Laurent Saint-Martin
Député du Val-de-Marne

Rapporteur général de la commission des finances

Interview de Laurent Saint-Martin pour LCP : "On ne sait pas assez qui détient la dette française"

Dans les médias

Dans le cadre de la présentation des enseignements de sa mission sur la dette publique, Laurent Saint-Martin a accordé une interview à la rédaction de LCP sur le sujet.

Lien vers l'interviewhttp://lcp.fr/actualites/on-ne-sait-pas-assez-qui-detient-la-dette-francaise-27547

Extraits de l'interview :

LCP / Laurent Saint-Martin : "ON NE SAIT PAS ASSEZ QUI DÉTIENT LA DETTE FRANÇAISE"

Le rapporteur général du Budget Laurent Saint-Martin doit dévoiler début juillet les conclusions d'une mission sur la dette française. Alors que le gouvernement a prévu d'emprunter massivement pour contrer les effets de la crise épidémique, le député LaREM souhaite que le Parlement débatte en toute transparence de ce sujet. Entretien.

Planche de salut ou cadeau empoisonné ? Le recours massif à l'emprunt bon marché par le gouvernement pour juguler les effets du Covid-19 et du confinement sur l'économie va porter l'endettement français à un niveau record. Selon le troisième projet de loi de finances rectificative, la dette publique atteindrait 120,9% de PIB en 2020. C'est 21 points de plus que les projections établies fin 2019, autant dire un gouffre.

"Il ne faut ni s'inquiéter, ni mettre sous le tapis" cette question, plaide Laurent Saint-Martin (LaREM). Le rapporteur général du budget mène actuellement une mission flash sur la dette, au moment où les idées pour gérer ce lourd passif (emprunt de très long terme, dette perpétuelle...) fleurissent dans le débat public. Il nous dévoile ses premières pistes de réflexion avant la publication de son rapport début juillet.

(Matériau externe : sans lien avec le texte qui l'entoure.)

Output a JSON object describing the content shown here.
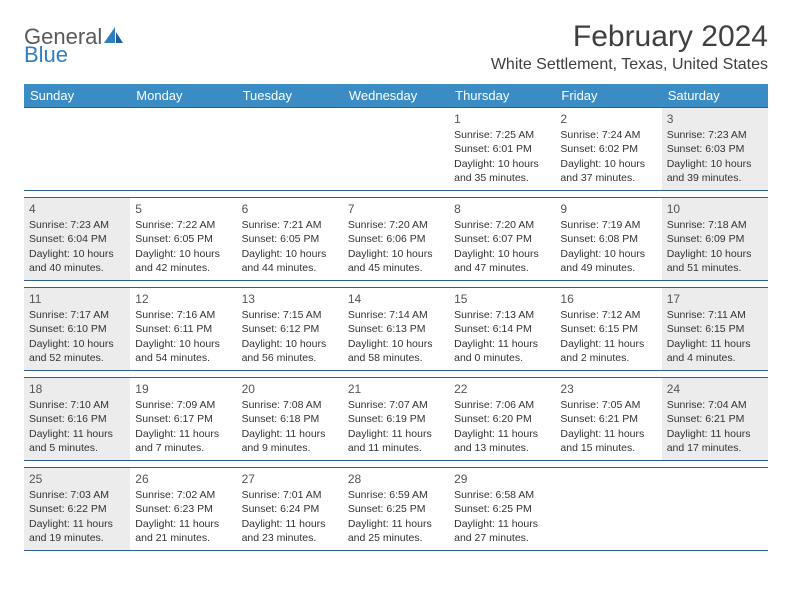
{
  "logo": {
    "text_gray": "General",
    "text_blue": "Blue"
  },
  "title": "February 2024",
  "subtitle": "White Settlement, Texas, United States",
  "colors": {
    "header_bg": "#3b8bc4",
    "border": "#2f5f8f",
    "shaded_bg": "#ececec",
    "text": "#333333",
    "title_text": "#404040",
    "logo_gray": "#5a5a5a",
    "logo_blue": "#2f7fbf"
  },
  "weekdays": [
    "Sunday",
    "Monday",
    "Tuesday",
    "Wednesday",
    "Thursday",
    "Friday",
    "Saturday"
  ],
  "weeks": [
    [
      {
        "num": "",
        "lines": []
      },
      {
        "num": "",
        "lines": []
      },
      {
        "num": "",
        "lines": []
      },
      {
        "num": "",
        "lines": []
      },
      {
        "num": "1",
        "lines": [
          "Sunrise: 7:25 AM",
          "Sunset: 6:01 PM",
          "Daylight: 10 hours and 35 minutes."
        ]
      },
      {
        "num": "2",
        "lines": [
          "Sunrise: 7:24 AM",
          "Sunset: 6:02 PM",
          "Daylight: 10 hours and 37 minutes."
        ]
      },
      {
        "num": "3",
        "lines": [
          "Sunrise: 7:23 AM",
          "Sunset: 6:03 PM",
          "Daylight: 10 hours and 39 minutes."
        ]
      }
    ],
    [
      {
        "num": "4",
        "lines": [
          "Sunrise: 7:23 AM",
          "Sunset: 6:04 PM",
          "Daylight: 10 hours and 40 minutes."
        ]
      },
      {
        "num": "5",
        "lines": [
          "Sunrise: 7:22 AM",
          "Sunset: 6:05 PM",
          "Daylight: 10 hours and 42 minutes."
        ]
      },
      {
        "num": "6",
        "lines": [
          "Sunrise: 7:21 AM",
          "Sunset: 6:05 PM",
          "Daylight: 10 hours and 44 minutes."
        ]
      },
      {
        "num": "7",
        "lines": [
          "Sunrise: 7:20 AM",
          "Sunset: 6:06 PM",
          "Daylight: 10 hours and 45 minutes."
        ]
      },
      {
        "num": "8",
        "lines": [
          "Sunrise: 7:20 AM",
          "Sunset: 6:07 PM",
          "Daylight: 10 hours and 47 minutes."
        ]
      },
      {
        "num": "9",
        "lines": [
          "Sunrise: 7:19 AM",
          "Sunset: 6:08 PM",
          "Daylight: 10 hours and 49 minutes."
        ]
      },
      {
        "num": "10",
        "lines": [
          "Sunrise: 7:18 AM",
          "Sunset: 6:09 PM",
          "Daylight: 10 hours and 51 minutes."
        ]
      }
    ],
    [
      {
        "num": "11",
        "lines": [
          "Sunrise: 7:17 AM",
          "Sunset: 6:10 PM",
          "Daylight: 10 hours and 52 minutes."
        ]
      },
      {
        "num": "12",
        "lines": [
          "Sunrise: 7:16 AM",
          "Sunset: 6:11 PM",
          "Daylight: 10 hours and 54 minutes."
        ]
      },
      {
        "num": "13",
        "lines": [
          "Sunrise: 7:15 AM",
          "Sunset: 6:12 PM",
          "Daylight: 10 hours and 56 minutes."
        ]
      },
      {
        "num": "14",
        "lines": [
          "Sunrise: 7:14 AM",
          "Sunset: 6:13 PM",
          "Daylight: 10 hours and 58 minutes."
        ]
      },
      {
        "num": "15",
        "lines": [
          "Sunrise: 7:13 AM",
          "Sunset: 6:14 PM",
          "Daylight: 11 hours and 0 minutes."
        ]
      },
      {
        "num": "16",
        "lines": [
          "Sunrise: 7:12 AM",
          "Sunset: 6:15 PM",
          "Daylight: 11 hours and 2 minutes."
        ]
      },
      {
        "num": "17",
        "lines": [
          "Sunrise: 7:11 AM",
          "Sunset: 6:15 PM",
          "Daylight: 11 hours and 4 minutes."
        ]
      }
    ],
    [
      {
        "num": "18",
        "lines": [
          "Sunrise: 7:10 AM",
          "Sunset: 6:16 PM",
          "Daylight: 11 hours and 5 minutes."
        ]
      },
      {
        "num": "19",
        "lines": [
          "Sunrise: 7:09 AM",
          "Sunset: 6:17 PM",
          "Daylight: 11 hours and 7 minutes."
        ]
      },
      {
        "num": "20",
        "lines": [
          "Sunrise: 7:08 AM",
          "Sunset: 6:18 PM",
          "Daylight: 11 hours and 9 minutes."
        ]
      },
      {
        "num": "21",
        "lines": [
          "Sunrise: 7:07 AM",
          "Sunset: 6:19 PM",
          "Daylight: 11 hours and 11 minutes."
        ]
      },
      {
        "num": "22",
        "lines": [
          "Sunrise: 7:06 AM",
          "Sunset: 6:20 PM",
          "Daylight: 11 hours and 13 minutes."
        ]
      },
      {
        "num": "23",
        "lines": [
          "Sunrise: 7:05 AM",
          "Sunset: 6:21 PM",
          "Daylight: 11 hours and 15 minutes."
        ]
      },
      {
        "num": "24",
        "lines": [
          "Sunrise: 7:04 AM",
          "Sunset: 6:21 PM",
          "Daylight: 11 hours and 17 minutes."
        ]
      }
    ],
    [
      {
        "num": "25",
        "lines": [
          "Sunrise: 7:03 AM",
          "Sunset: 6:22 PM",
          "Daylight: 11 hours and 19 minutes."
        ]
      },
      {
        "num": "26",
        "lines": [
          "Sunrise: 7:02 AM",
          "Sunset: 6:23 PM",
          "Daylight: 11 hours and 21 minutes."
        ]
      },
      {
        "num": "27",
        "lines": [
          "Sunrise: 7:01 AM",
          "Sunset: 6:24 PM",
          "Daylight: 11 hours and 23 minutes."
        ]
      },
      {
        "num": "28",
        "lines": [
          "Sunrise: 6:59 AM",
          "Sunset: 6:25 PM",
          "Daylight: 11 hours and 25 minutes."
        ]
      },
      {
        "num": "29",
        "lines": [
          "Sunrise: 6:58 AM",
          "Sunset: 6:25 PM",
          "Daylight: 11 hours and 27 minutes."
        ]
      },
      {
        "num": "",
        "lines": []
      },
      {
        "num": "",
        "lines": []
      }
    ]
  ],
  "shaded_weekend_indices": [
    0,
    6
  ]
}
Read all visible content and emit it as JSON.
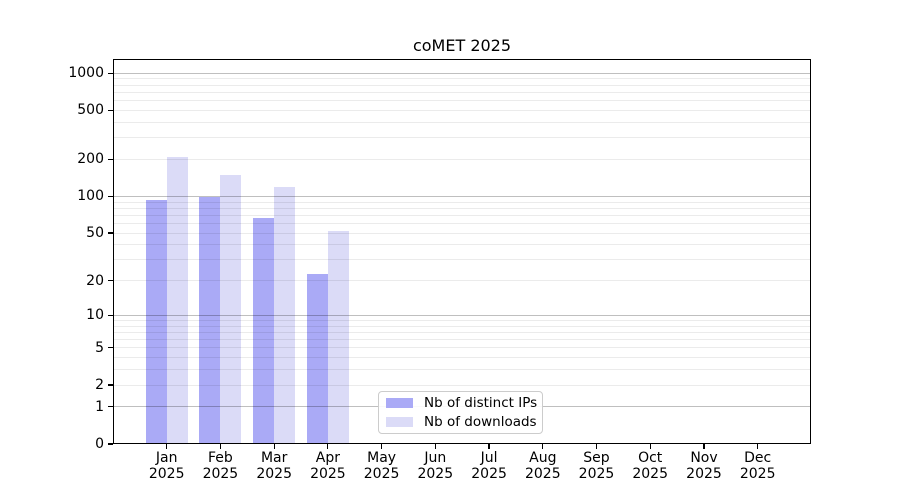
{
  "chart_data": {
    "type": "bar",
    "title": "coMET 2025",
    "xlabel": "",
    "ylabel": "",
    "y_scale": "log10(value+1)",
    "y_ticks": [
      0,
      1,
      2,
      5,
      10,
      20,
      50,
      100,
      200,
      500,
      1000
    ],
    "ylim": [
      0,
      1300
    ],
    "grid": "horizontal major (decades, gray) + minor (faint), drawn over bars",
    "legend_position": "inside lower-center-left",
    "categories": [
      {
        "month": "Jan",
        "year": "2025"
      },
      {
        "month": "Feb",
        "year": "2025"
      },
      {
        "month": "Mar",
        "year": "2025"
      },
      {
        "month": "Apr",
        "year": "2025"
      },
      {
        "month": "May",
        "year": "2025"
      },
      {
        "month": "Jun",
        "year": "2025"
      },
      {
        "month": "Jul",
        "year": "2025"
      },
      {
        "month": "Aug",
        "year": "2025"
      },
      {
        "month": "Sep",
        "year": "2025"
      },
      {
        "month": "Oct",
        "year": "2025"
      },
      {
        "month": "Nov",
        "year": "2025"
      },
      {
        "month": "Dec",
        "year": "2025"
      }
    ],
    "series": [
      {
        "name": "Nb of distinct IPs",
        "color": "#aaaaf6",
        "values": [
          93,
          98,
          66,
          23,
          0,
          0,
          0,
          0,
          0,
          0,
          0,
          0
        ]
      },
      {
        "name": "Nb of downloads",
        "color": "#dbdbf7",
        "values": [
          210,
          150,
          120,
          52,
          0,
          0,
          0,
          0,
          0,
          0,
          0,
          0
        ]
      }
    ]
  },
  "colors": {
    "background": "#ffffff",
    "axis": "#000000",
    "grid_major": "rgba(0,0,0,0.25)",
    "grid_minor": "rgba(0,0,0,0.08)",
    "distinct_ips_bar": "#aaaaf6",
    "downloads_bar": "#dbdbf7",
    "legend_border": "#cccccc"
  }
}
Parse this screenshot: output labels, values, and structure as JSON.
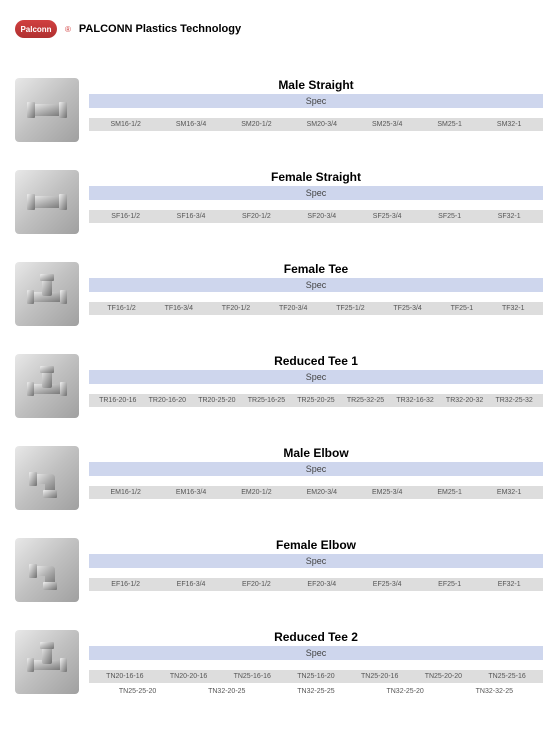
{
  "brand": {
    "logo_text": "Palconn",
    "name": "PALCONN Plastics Technology",
    "logo_bg": "#c03838",
    "reg_mark": "®"
  },
  "spec_label": "Spec",
  "colors": {
    "spec_header_bg": "#ced6ed",
    "spec_row_bg": "#dddddd",
    "text": "#000000",
    "spec_text": "#555555"
  },
  "products": [
    {
      "title": "Male Straight",
      "icon": "straight",
      "specs": [
        "SM16-1/2",
        "SM16-3/4",
        "SM20-1/2",
        "SM20-3/4",
        "SM25-3/4",
        "SM25-1",
        "SM32-1"
      ]
    },
    {
      "title": "Female Straight",
      "icon": "straight",
      "specs": [
        "SF16-1/2",
        "SF16-3/4",
        "SF20-1/2",
        "SF20-3/4",
        "SF25-3/4",
        "SF25-1",
        "SF32-1"
      ]
    },
    {
      "title": "Female Tee",
      "icon": "tee",
      "specs": [
        "TF16-1/2",
        "TF16-3/4",
        "TF20-1/2",
        "TF20-3/4",
        "TF25-1/2",
        "TF25-3/4",
        "TF25-1",
        "TF32-1"
      ]
    },
    {
      "title": "Reduced Tee 1",
      "icon": "tee",
      "specs": [
        "TR16-20-16",
        "TR20-16-20",
        "TR20-25-20",
        "TR25-16-25",
        "TR25-20-25",
        "TR25-32-25",
        "TR32-16-32",
        "TR32-20-32",
        "TR32-25-32"
      ]
    },
    {
      "title": "Male Elbow",
      "icon": "elbow",
      "specs": [
        "EM16-1/2",
        "EM16-3/4",
        "EM20-1/2",
        "EM20-3/4",
        "EM25-3/4",
        "EM25-1",
        "EM32-1"
      ]
    },
    {
      "title": "Female Elbow",
      "icon": "elbow",
      "specs": [
        "EF16-1/2",
        "EF16-3/4",
        "EF20-1/2",
        "EF20-3/4",
        "EF25-3/4",
        "EF25-1",
        "EF32-1"
      ]
    },
    {
      "title": "Reduced Tee 2",
      "icon": "tee",
      "specs": [
        "TN20-16-16",
        "TN20-20-16",
        "TN25-16-16",
        "TN25-16-20",
        "TN25-20-16",
        "TN25-20-20",
        "TN25-25-16"
      ],
      "specs2": [
        "TN25-25-20",
        "TN32-20-25",
        "TN32-25-25",
        "TN32-25-20",
        "TN32-32-25"
      ]
    }
  ]
}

LCP.fr : Le besoin de financement de la France devrait dépasser les 360 milliards d'euros cette année. S'endetter pour surmonter la crise, c'était la seule solution ?

Laurent Saint-Martin : "C'était la meilleure solution ! Augmenter les impôts massivement n'était évidemment pas envisageable pour faire face à une crise d'une gravité exceptionnelle. Cela a demandé d'engager des montants très importants. La France a la chance d'emprunter à de bonnes conditions. Je dis 'chance' mais c'est en fait la bonne gestion du pays qui permet d'aller chercher de l'argent auprès de ceux qui nous prêtent.

On s'est rendu compte, à travers cette crise, que même en augmentant de 20 points de PIB notre endettement, la qualité de la signature française, c'est-à-dire le regard des investisseurs sur notre dette, est restée très bonne. Il y avait même sur certaines émissions de titres bien plus de demande que d'offre. Le rendez-vous avec nos créanciers a donc été fructueux pendant cette crise.

Une dette publique qui pèse 120% du PIB, c'est un chiffre jamais vu en France, très rarement en Europe. Est-ce qu'il faut s'en inquiéter ?

Il ne faut ni s'en inquiéter, ni le mettre sous le tapis. Le taux d'endettement de la France, aujourd'hui, est élevé. Comme nous pouvons nous refinancer à faibles coûts, nous aurions tort de ne pas le faire pour sauver notre économies et nos emplois, aider les publics les plus fragiles et les collectivités territoriales.

Cependant, ce n'est pas un non-sujet. Je ne pars jamais du principe qu'une dette ne se rembourse pas. Or, ce qui compte dans le Budget de l'État, ce sont les taux d'intérêts. Ou, pour le dire autrement, le coût annuel du poids de la dette par rapport aux politiques publiques.